If it's a qx6850 then that should work, hmmm. You can always check the cpu support list by going to the manufactures page for that product, like here for the p6n diamond. Your sure it is the p6n diamond and not the p6n platinum or other variation right? p6n diamond is the only 680i of the p6n family, the rest are 650i, and not very good. I can't tell you exactly why some don't support the other different die sizes, could be simply a marketing thing, or it could be a result of the chipset not being programed for the shrink.

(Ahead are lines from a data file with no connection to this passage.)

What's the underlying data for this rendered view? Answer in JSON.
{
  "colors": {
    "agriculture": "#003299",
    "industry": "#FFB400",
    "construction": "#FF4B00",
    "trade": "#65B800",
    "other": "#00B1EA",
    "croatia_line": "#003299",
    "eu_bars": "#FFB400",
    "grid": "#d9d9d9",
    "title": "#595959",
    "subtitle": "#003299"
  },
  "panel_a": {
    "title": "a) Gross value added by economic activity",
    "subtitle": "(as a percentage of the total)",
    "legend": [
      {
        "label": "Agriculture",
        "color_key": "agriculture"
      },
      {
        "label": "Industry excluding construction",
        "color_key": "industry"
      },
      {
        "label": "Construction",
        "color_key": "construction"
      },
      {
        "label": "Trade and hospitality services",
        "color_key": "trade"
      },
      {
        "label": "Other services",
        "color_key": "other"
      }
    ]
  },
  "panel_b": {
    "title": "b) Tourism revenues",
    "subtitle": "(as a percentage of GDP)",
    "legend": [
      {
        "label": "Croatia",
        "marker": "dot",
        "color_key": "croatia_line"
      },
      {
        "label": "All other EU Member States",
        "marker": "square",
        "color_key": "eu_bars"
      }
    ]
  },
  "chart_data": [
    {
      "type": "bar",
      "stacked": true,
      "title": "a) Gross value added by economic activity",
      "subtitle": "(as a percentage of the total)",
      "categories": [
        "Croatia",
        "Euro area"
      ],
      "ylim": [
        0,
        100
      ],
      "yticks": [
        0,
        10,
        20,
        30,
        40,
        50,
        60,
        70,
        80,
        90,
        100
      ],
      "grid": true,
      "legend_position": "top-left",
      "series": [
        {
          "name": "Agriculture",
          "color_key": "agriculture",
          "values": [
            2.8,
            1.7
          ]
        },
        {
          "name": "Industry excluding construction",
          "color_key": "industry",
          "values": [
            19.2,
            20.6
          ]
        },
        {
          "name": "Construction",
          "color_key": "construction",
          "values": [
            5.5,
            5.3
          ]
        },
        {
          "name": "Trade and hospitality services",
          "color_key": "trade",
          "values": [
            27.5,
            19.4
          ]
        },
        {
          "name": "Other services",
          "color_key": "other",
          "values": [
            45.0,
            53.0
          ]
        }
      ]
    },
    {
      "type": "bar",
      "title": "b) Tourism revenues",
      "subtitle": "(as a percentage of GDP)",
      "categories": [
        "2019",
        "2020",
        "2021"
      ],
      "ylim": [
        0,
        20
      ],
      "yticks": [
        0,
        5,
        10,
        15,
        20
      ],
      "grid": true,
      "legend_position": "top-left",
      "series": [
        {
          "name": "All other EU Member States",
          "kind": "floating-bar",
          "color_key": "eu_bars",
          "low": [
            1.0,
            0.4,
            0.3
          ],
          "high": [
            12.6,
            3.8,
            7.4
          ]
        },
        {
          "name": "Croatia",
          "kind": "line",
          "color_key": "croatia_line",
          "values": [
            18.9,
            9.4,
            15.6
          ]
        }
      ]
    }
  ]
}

Now, if qx6850 is your chip, it should work, but it will need the latest bios. It looks like it came out in november, so I don't know why that wouldn't already be on your board, but you may need to flash it. Try to get your hands on another core 2 proc (65nm, one that says since 1.2 on that list above) and see if you can boot up that way. Then flash the latest bios and you should be good to go.




@pepsi no none of the 6xx chips support 45nm procs of any kind to afaik.


----------



## 1ANGRYPITBULL (Jul 4, 2008)

That being said, and if I can find another 65nm proc that allows the board to post...does that mean we think the CPU I have is DOA?  Or is it just not supported?


----------



## farlex85 (Jul 4, 2008)

1ANGRYPITBULL said:


> That being said, and if I can find another 65nm proc that allows the board to post...does that mean we think the CPU I have is DOA?  Or is it just not supported?



If another proc gets it to post, then check the bios, but likely that will mean you have to flash the latest bios to use the qx6850, which can be done w/ the tool on msi's website easily. But after that it should work. If not, then yeah, have to start looking at hardware failure.


----------